MRC Executive Chair Professor Fiona Watt, said: “The MRC has been working to support the rapid development of treatments and vaccines for COVID-19 and, in doing so, is committed to ensuring the highest possible levels of animal welfare and to replacing, refining and reducing the use of animals where possible. Early animal studies were key to establishing the safety and efficacy of the different COVID-19 vaccines that are now being rolled out to millions of people every day across the world.”
The Covid-19 vaccine team from the University of Oxford, said: "Animals still play an important part in the development of vaccines for both humans and animals, with both safety and efficacy needing to be demonstrated before a vaccine can move on to human trials.

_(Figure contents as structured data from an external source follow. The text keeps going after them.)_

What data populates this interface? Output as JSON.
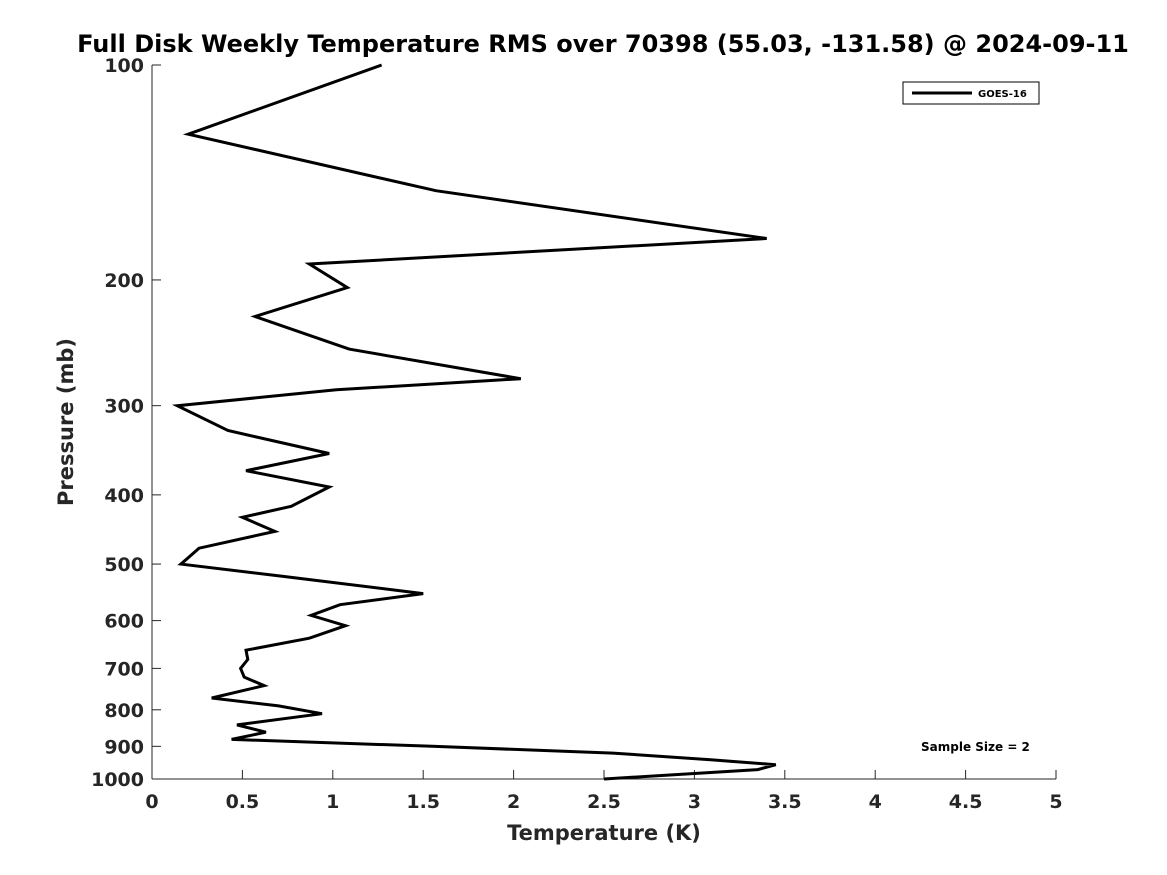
{
  "chart_data": {
    "type": "line",
    "title": "Full Disk Weekly Temperature RMS over 70398 (55.03, -131.58) @ 2024-09-11",
    "xlabel": "Temperature (K)",
    "ylabel": "Pressure (mb)",
    "xlim": [
      0,
      5
    ],
    "ylim": [
      100,
      1000
    ],
    "y_scale": "log",
    "y_reversed": true,
    "x_ticks": [
      "0",
      "0.5",
      "1",
      "1.5",
      "2",
      "2.5",
      "3",
      "3.5",
      "4",
      "4.5",
      "5"
    ],
    "y_ticks": [
      "100",
      "200",
      "300",
      "400",
      "500",
      "600",
      "700",
      "800",
      "900",
      "1000"
    ],
    "grid": false,
    "legend_position": "top-right",
    "annotation": "Sample Size = 2",
    "series": [
      {
        "name": "GOES-16",
        "color": "#000000",
        "points": [
          [
            1.27,
            100
          ],
          [
            0.2,
            125
          ],
          [
            1.57,
            150
          ],
          [
            3.4,
            175
          ],
          [
            0.87,
            190
          ],
          [
            1.08,
            205
          ],
          [
            0.57,
            225
          ],
          [
            1.09,
            250
          ],
          [
            2.04,
            275
          ],
          [
            1.02,
            285
          ],
          [
            0.14,
            300
          ],
          [
            0.42,
            325
          ],
          [
            0.98,
            350
          ],
          [
            0.52,
            370
          ],
          [
            0.98,
            390
          ],
          [
            0.77,
            415
          ],
          [
            0.5,
            430
          ],
          [
            0.68,
            450
          ],
          [
            0.26,
            475
          ],
          [
            0.2,
            490
          ],
          [
            0.16,
            500
          ],
          [
            0.72,
            520
          ],
          [
            1.5,
            550
          ],
          [
            1.04,
            570
          ],
          [
            0.88,
            590
          ],
          [
            1.07,
            610
          ],
          [
            0.87,
            635
          ],
          [
            0.52,
            660
          ],
          [
            0.53,
            680
          ],
          [
            0.49,
            700
          ],
          [
            0.51,
            720
          ],
          [
            0.62,
            740
          ],
          [
            0.33,
            770
          ],
          [
            0.7,
            790
          ],
          [
            0.94,
            810
          ],
          [
            0.47,
            840
          ],
          [
            0.63,
            860
          ],
          [
            0.44,
            880
          ],
          [
            1.55,
            900
          ],
          [
            2.55,
            920
          ],
          [
            3.09,
            940
          ],
          [
            3.45,
            955
          ],
          [
            3.35,
            970
          ],
          [
            2.5,
            1000
          ]
        ]
      }
    ]
  }
}
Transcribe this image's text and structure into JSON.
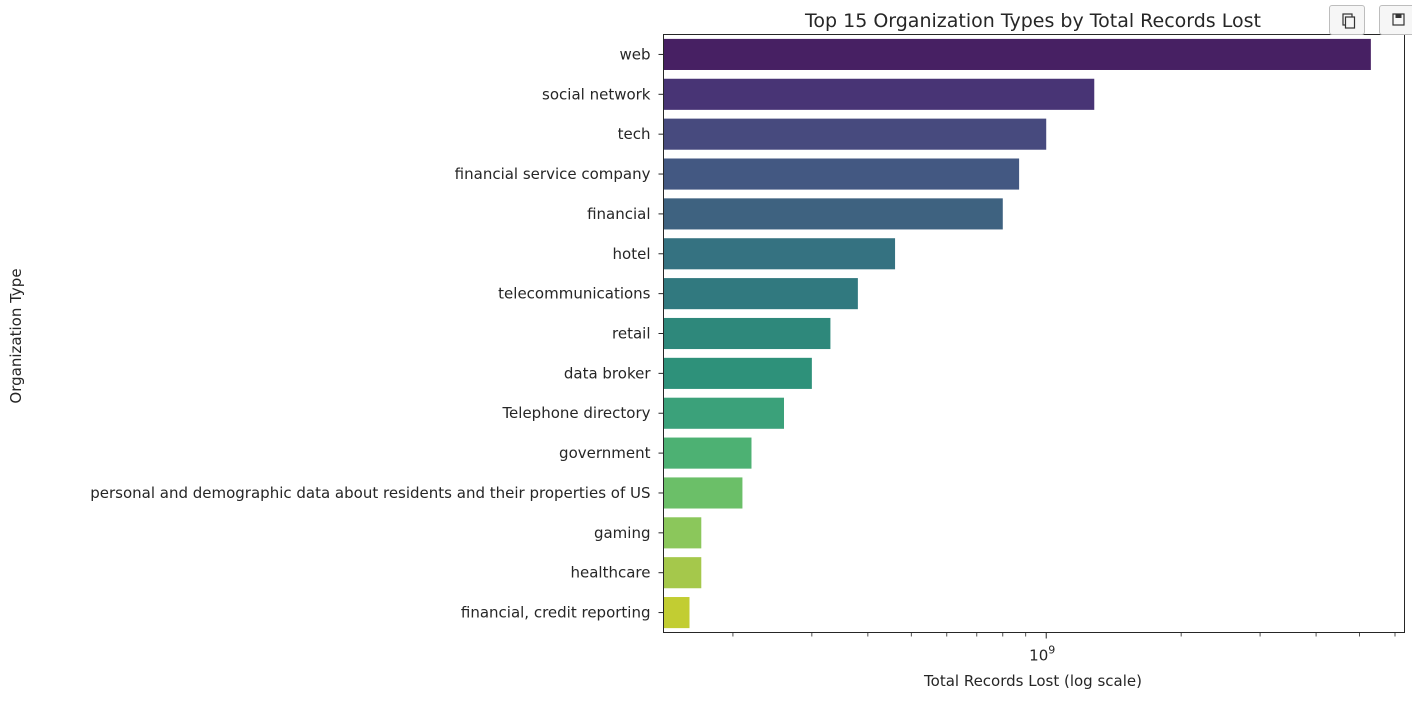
{
  "toolbar": {
    "copy_icon": "copy-icon",
    "save_icon": "save-icon"
  },
  "chart_data": {
    "type": "bar",
    "orientation": "horizontal",
    "title": "Top 15 Organization Types by Total Records Lost",
    "xlabel": "Total Records Lost (log scale)",
    "ylabel": "Organization Type",
    "xscale": "log",
    "xlim": [
      140000000,
      6300000000
    ],
    "x_major_tick_labels": [
      {
        "value": 1000000000,
        "base": "10",
        "exponent": "9"
      }
    ],
    "grid": false,
    "legend": "none",
    "categories": [
      "web",
      "social network",
      "tech",
      "financial service company",
      "financial",
      "hotel",
      "telecommunications",
      "retail",
      "data broker",
      "Telephone directory",
      "government",
      "personal and demographic data about residents and their properties of US",
      "gaming",
      "healthcare",
      "financial, credit reporting"
    ],
    "values": [
      5300000000,
      1280000000,
      1000000000,
      870000000,
      800000000,
      460000000,
      380000000,
      330000000,
      300000000,
      260000000,
      220000000,
      210000000,
      170000000,
      170000000,
      160000000
    ],
    "colors": [
      "#472063",
      "#483475",
      "#474a7e",
      "#435882",
      "#3e6280",
      "#357281",
      "#31797f",
      "#2e887b",
      "#2e917a",
      "#3ba17a",
      "#4db173",
      "#6bbf68",
      "#8bc75b",
      "#a5c84b",
      "#c2cd32"
    ]
  }
}
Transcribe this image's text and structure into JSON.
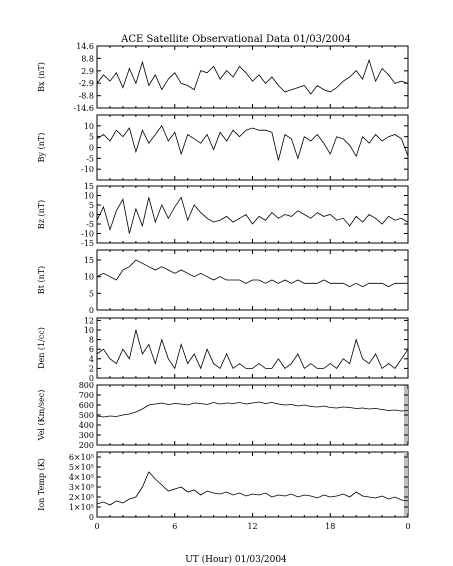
{
  "chart_data": {
    "type": "line",
    "title": "ACE Satellite Observational Data   01/03/2004",
    "xlabel": "UT (Hour)   01/03/2004",
    "x_ticks": [
      "0",
      "6",
      "12",
      "18",
      "0"
    ],
    "xlim": [
      0,
      24
    ],
    "grid": false,
    "panels": [
      {
        "name": "bx",
        "ylabel": "Bx (nT)",
        "ylim": [
          -14.6,
          14.6
        ],
        "yticks": [
          14.6,
          8.8,
          2.9,
          -2.9,
          -8.8,
          -14.6
        ],
        "ytick_labels": [
          "14.6",
          "8.8",
          "2.9",
          "-2.9",
          "-8.8",
          "-14.6"
        ],
        "x": [
          0,
          0.5,
          1,
          1.5,
          2,
          2.5,
          3,
          3.5,
          4,
          4.5,
          5,
          5.5,
          6,
          6.5,
          7,
          7.5,
          8,
          8.5,
          9,
          9.5,
          10,
          10.5,
          11,
          11.5,
          12,
          12.5,
          13,
          13.5,
          14,
          14.5,
          15,
          15.5,
          16,
          16.5,
          17,
          17.5,
          18,
          18.5,
          19,
          19.5,
          20,
          20.5,
          21,
          21.5,
          22,
          22.5,
          23,
          23.5,
          24
        ],
        "y": [
          -3,
          1,
          -2,
          2,
          -5,
          4,
          -3,
          7,
          -4,
          1,
          -6,
          -1,
          2,
          -3,
          -4,
          -6,
          3,
          2,
          5,
          -1,
          3,
          0,
          5,
          2,
          -2,
          1,
          -3,
          0,
          -4,
          -7,
          -6,
          -5,
          -4,
          -8,
          -4,
          -6,
          -7,
          -5,
          -2,
          0,
          3,
          -1,
          8,
          -2,
          4,
          1,
          -3,
          -2,
          -3
        ]
      },
      {
        "name": "by",
        "ylabel": "By (nT)",
        "ylim": [
          -15,
          15
        ],
        "yticks": [
          10,
          5,
          0,
          -5,
          -10
        ],
        "ytick_labels": [
          "10",
          "5",
          "0",
          "-5",
          "-10"
        ],
        "x": [
          0,
          0.5,
          1,
          1.5,
          2,
          2.5,
          3,
          3.5,
          4,
          4.5,
          5,
          5.5,
          6,
          6.5,
          7,
          7.5,
          8,
          8.5,
          9,
          9.5,
          10,
          10.5,
          11,
          11.5,
          12,
          12.5,
          13,
          13.5,
          14,
          14.5,
          15,
          15.5,
          16,
          16.5,
          17,
          17.5,
          18,
          18.5,
          19,
          19.5,
          20,
          20.5,
          21,
          21.5,
          22,
          22.5,
          23,
          23.5,
          24
        ],
        "y": [
          4,
          6,
          3,
          8,
          5,
          9,
          -2,
          8,
          2,
          6,
          10,
          3,
          7,
          -3,
          6,
          4,
          2,
          6,
          -1,
          7,
          3,
          8,
          5,
          8,
          9,
          8,
          8,
          7,
          -6,
          6,
          4,
          -5,
          5,
          3,
          6,
          2,
          -3,
          5,
          4,
          1,
          -4,
          5,
          2,
          6,
          3,
          5,
          6,
          4,
          -4
        ]
      },
      {
        "name": "bz",
        "ylabel": "Bz (nT)",
        "ylim": [
          -15,
          15
        ],
        "yticks": [
          15,
          10,
          5,
          0,
          -5,
          -10,
          -15
        ],
        "ytick_labels": [
          "15",
          "10",
          "5",
          "0",
          "-5",
          "-10",
          "-15"
        ],
        "x": [
          0,
          0.5,
          1,
          1.5,
          2,
          2.5,
          3,
          3.5,
          4,
          4.5,
          5,
          5.5,
          6,
          6.5,
          7,
          7.5,
          8,
          8.5,
          9,
          9.5,
          10,
          10.5,
          11,
          11.5,
          12,
          12.5,
          13,
          13.5,
          14,
          14.5,
          15,
          15.5,
          16,
          16.5,
          17,
          17.5,
          18,
          18.5,
          19,
          19.5,
          20,
          20.5,
          21,
          21.5,
          22,
          22.5,
          23,
          23.5,
          24
        ],
        "y": [
          -3,
          4,
          -8,
          2,
          8,
          -10,
          3,
          -6,
          9,
          -4,
          5,
          -2,
          4,
          9,
          -3,
          5,
          1,
          -2,
          -4,
          -3,
          -1,
          -4,
          -2,
          0,
          -5,
          -1,
          -3,
          1,
          -2,
          0,
          -1,
          2,
          0,
          -2,
          1,
          -1,
          0,
          -3,
          -2,
          -6,
          -1,
          -4,
          0,
          -2,
          -5,
          -1,
          -3,
          -2,
          -4
        ]
      },
      {
        "name": "bt",
        "ylabel": "Bt (nT)",
        "ylim": [
          0,
          18
        ],
        "yticks": [
          15,
          10,
          5,
          0
        ],
        "ytick_labels": [
          "15",
          "10",
          "5",
          "0"
        ],
        "x": [
          0,
          0.5,
          1,
          1.5,
          2,
          2.5,
          3,
          3.5,
          4,
          4.5,
          5,
          5.5,
          6,
          6.5,
          7,
          7.5,
          8,
          8.5,
          9,
          9.5,
          10,
          10.5,
          11,
          11.5,
          12,
          12.5,
          13,
          13.5,
          14,
          14.5,
          15,
          15.5,
          16,
          16.5,
          17,
          17.5,
          18,
          18.5,
          19,
          19.5,
          20,
          20.5,
          21,
          21.5,
          22,
          22.5,
          23,
          23.5,
          24
        ],
        "y": [
          10,
          11,
          10,
          9,
          12,
          13,
          15,
          14,
          13,
          12,
          13,
          12,
          11,
          12,
          11,
          10,
          11,
          10,
          9,
          10,
          9,
          9,
          9,
          8,
          9,
          9,
          8,
          9,
          8,
          9,
          8,
          9,
          8,
          8,
          8,
          9,
          8,
          8,
          8,
          7,
          8,
          7,
          8,
          8,
          8,
          7,
          8,
          8,
          8
        ]
      },
      {
        "name": "den",
        "ylabel": "Den (1/cc)",
        "ylim": [
          0,
          12.5
        ],
        "yticks": [
          12,
          10,
          8,
          6,
          4,
          2,
          0
        ],
        "ytick_labels": [
          "12",
          "10",
          "8",
          "6",
          "4",
          "2",
          "0"
        ],
        "x": [
          0,
          0.5,
          1,
          1.5,
          2,
          2.5,
          3,
          3.5,
          4,
          4.5,
          5,
          5.5,
          6,
          6.5,
          7,
          7.5,
          8,
          8.5,
          9,
          9.5,
          10,
          10.5,
          11,
          11.5,
          12,
          12.5,
          13,
          13.5,
          14,
          14.5,
          15,
          15.5,
          16,
          16.5,
          17,
          17.5,
          18,
          18.5,
          19,
          19.5,
          20,
          20.5,
          21,
          21.5,
          22,
          22.5,
          23,
          23.5,
          24
        ],
        "y": [
          5,
          6,
          4,
          3,
          6,
          4,
          10,
          5,
          7,
          3,
          8,
          4,
          2,
          7,
          3,
          5,
          2,
          6,
          3,
          2,
          5,
          2,
          3,
          2,
          2,
          3,
          2,
          2,
          4,
          2,
          3,
          5,
          2,
          3,
          2,
          2,
          3,
          2,
          4,
          3,
          8,
          4,
          3,
          5,
          2,
          3,
          2,
          4,
          6
        ]
      },
      {
        "name": "vel",
        "ylabel": "Vel (Km/sec)",
        "ylim": [
          200,
          800
        ],
        "yticks": [
          800,
          700,
          600,
          500,
          400,
          300,
          200
        ],
        "ytick_labels": [
          "800",
          "700",
          "600",
          "500",
          "400",
          "300",
          "200"
        ],
        "x": [
          0,
          0.5,
          1,
          1.5,
          2,
          2.5,
          3,
          3.5,
          4,
          4.5,
          5,
          5.5,
          6,
          6.5,
          7,
          7.5,
          8,
          8.5,
          9,
          9.5,
          10,
          10.5,
          11,
          11.5,
          12,
          12.5,
          13,
          13.5,
          14,
          14.5,
          15,
          15.5,
          16,
          16.5,
          17,
          17.5,
          18,
          18.5,
          19,
          19.5,
          20,
          20.5,
          21,
          21.5,
          22,
          22.5,
          23,
          23.5,
          24
        ],
        "y": [
          490,
          480,
          490,
          485,
          500,
          510,
          530,
          560,
          600,
          610,
          620,
          605,
          615,
          610,
          600,
          620,
          615,
          605,
          625,
          610,
          620,
          615,
          625,
          610,
          620,
          630,
          615,
          625,
          610,
          600,
          605,
          590,
          600,
          585,
          580,
          590,
          575,
          570,
          580,
          575,
          565,
          570,
          560,
          565,
          555,
          545,
          550,
          540,
          545
        ]
      },
      {
        "name": "temp",
        "ylabel": "Ion Temp (K)",
        "ylim": [
          0,
          650000
        ],
        "yticks": [
          600000,
          500000,
          400000,
          300000,
          200000,
          100000,
          0
        ],
        "ytick_labels": [
          "6×10⁵",
          "5×10⁵",
          "4×10⁵",
          "3×10⁵",
          "2×10⁵",
          "1×10⁵",
          "0"
        ],
        "x": [
          0,
          0.5,
          1,
          1.5,
          2,
          2.5,
          3,
          3.5,
          4,
          4.5,
          5,
          5.5,
          6,
          6.5,
          7,
          7.5,
          8,
          8.5,
          9,
          9.5,
          10,
          10.5,
          11,
          11.5,
          12,
          12.5,
          13,
          13.5,
          14,
          14.5,
          15,
          15.5,
          16,
          16.5,
          17,
          17.5,
          18,
          18.5,
          19,
          19.5,
          20,
          20.5,
          21,
          21.5,
          22,
          22.5,
          23,
          23.5,
          24
        ],
        "y": [
          130000,
          150000,
          120000,
          160000,
          140000,
          180000,
          200000,
          300000,
          450000,
          380000,
          320000,
          260000,
          280000,
          300000,
          250000,
          270000,
          220000,
          260000,
          240000,
          230000,
          250000,
          220000,
          240000,
          210000,
          230000,
          220000,
          240000,
          200000,
          220000,
          210000,
          230000,
          200000,
          220000,
          210000,
          190000,
          220000,
          200000,
          210000,
          230000,
          200000,
          250000,
          210000,
          200000,
          190000,
          210000,
          180000,
          200000,
          170000,
          160000
        ]
      }
    ]
  }
}
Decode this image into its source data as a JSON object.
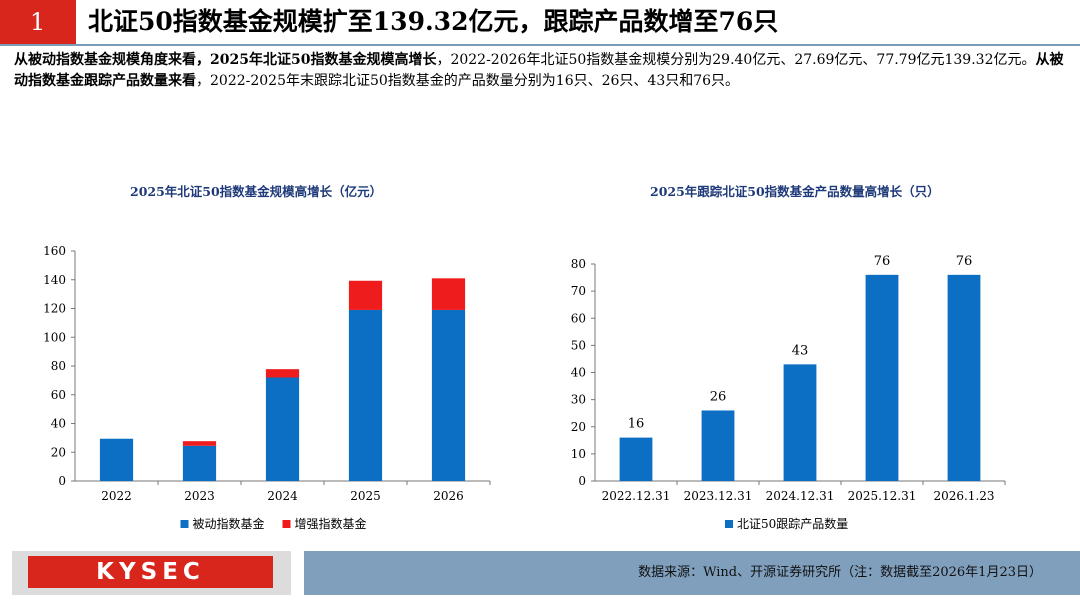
{
  "header": {
    "number": "1",
    "title": "北证50指数基金规模扩至139.32亿元，跟踪产品数增至76只"
  },
  "intro": {
    "bold1": "从被动指数基金规模角度来看，2025年北证50指数基金规模高增长",
    "text1": "，2022-2026年北证50指数基金规模分别为29.40亿元、27.69亿元、77.79亿元139.32亿元。",
    "bold2": "从被动指数基金跟踪产品数量来看",
    "text2": "，2022-2025年末跟踪北证50指数基金的产品数量分别为16只、26只、43只和76只。"
  },
  "colors": {
    "blue": "#0d6fc3",
    "red": "#ee1c1c"
  },
  "chart_data": [
    {
      "type": "bar",
      "stacked": true,
      "title": "2025年北证50指数基金规模高增长（亿元）",
      "categories": [
        "2022",
        "2023",
        "2024",
        "2025",
        "2026"
      ],
      "series": [
        {
          "name": "被动指数基金",
          "values": [
            29.4,
            24.5,
            72.0,
            119.0,
            119.0
          ]
        },
        {
          "name": "增强指数基金",
          "values": [
            0,
            3.2,
            5.8,
            20.3,
            22.0
          ]
        }
      ],
      "ylim": [
        0,
        160
      ],
      "yticks": [
        "0",
        "20",
        "40",
        "60",
        "80",
        "100",
        "120",
        "140",
        "160"
      ],
      "legend": "bottom"
    },
    {
      "type": "bar",
      "title": "2025年跟踪北证50指数基金产品数量高增长（只）",
      "categories": [
        "2022.12.31",
        "2023.12.31",
        "2024.12.31",
        "2025.12.31",
        "2026.1.23"
      ],
      "series": [
        {
          "name": "北证50跟踪产品数量",
          "values": [
            16,
            26,
            43,
            76,
            76
          ]
        }
      ],
      "data_labels": [
        "16",
        "26",
        "43",
        "76",
        "76"
      ],
      "ylim": [
        0,
        80
      ],
      "yticks": [
        "0",
        "10",
        "20",
        "30",
        "40",
        "50",
        "60",
        "70",
        "80"
      ],
      "legend": "bottom"
    }
  ],
  "footer": {
    "logo": "KYSEC",
    "source": "数据来源：Wind、开源证券研究所（注：数据截至2026年1月23日）"
  }
}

In the case of the Oxford-AstraZeneca Covid-19 vaccine, rhesus macaques were used as one animal model because as primates they are close relatives to humans and have been widely used in medical research in the past, which gives us a good understanding of how closely their immune systems resemble ours. Rhesus macaques are currently the recommended animal species for testing coronavirus vaccines, and because we do not have the facilities to conduct these experiments in Oxford these two studies were conducted in partnership with Public Health England and the National Institutes of Health in the US."
Dr Martin Vinnell, Establishment Licence Holder, University of Cambridge, said:
“Animal research currently plays an essential role in our understanding of health and disease and in the development of modern medicines and surgical techniques. Without the use of animals, we would not have many of the modern medicines, antibiotics, vaccines and surgical techniques we take for granted in both human and veterinary medicine. We always aim to use as few animals as possible, refining our research and actively looking for ways of replacing their use, for example in the development of ‘mini-organs’ grown from human cells, which can be used to model disease.”
University of Glasgow case study
New insight into early stages of bowel cancer could provide an effective treatment strategy
A recent study, led by researchers at the Cancer Research UK Beatson Institute at the University of Glasgow and the University of Helsinki, used mouse models to identify key factors underpinning the development of bowel or colorectal cancer in patients with a genetic predisposition to the disease.
The Nature study provided a crucial insight into the early stages of bowel cancer, and also identified a molecule that is a ‘key player’ in this process. The breakthrough information could lead to new ways to prevent tumour development in high-risk individuals.
The study’s mouse models looked at APC, one of the most commonly mutated genes in colorectal tumours, to identify how APC mutant cells compete with neighbouring normal cells. The researchers discovered the involvement of a molecule called NOTUM in the development of the disease. They hope that one day it will be possible to deploy NOTUM inhibitors, some of which are currently under development, as a possible early treatment.
APC loss gives cells a competitive advantage over their non-mutant neighbours, making them very good at forming cancer in the gut. In this study, researchers used model systems to uncover what causes APC-mutant cells to become super-competitors and drive the very early stages of colorectal cancer. Pinpointing the involvement of the molecule NOTUM in these early stages of colorectal cancer could be the key to preventing the disease in high-risk individuals.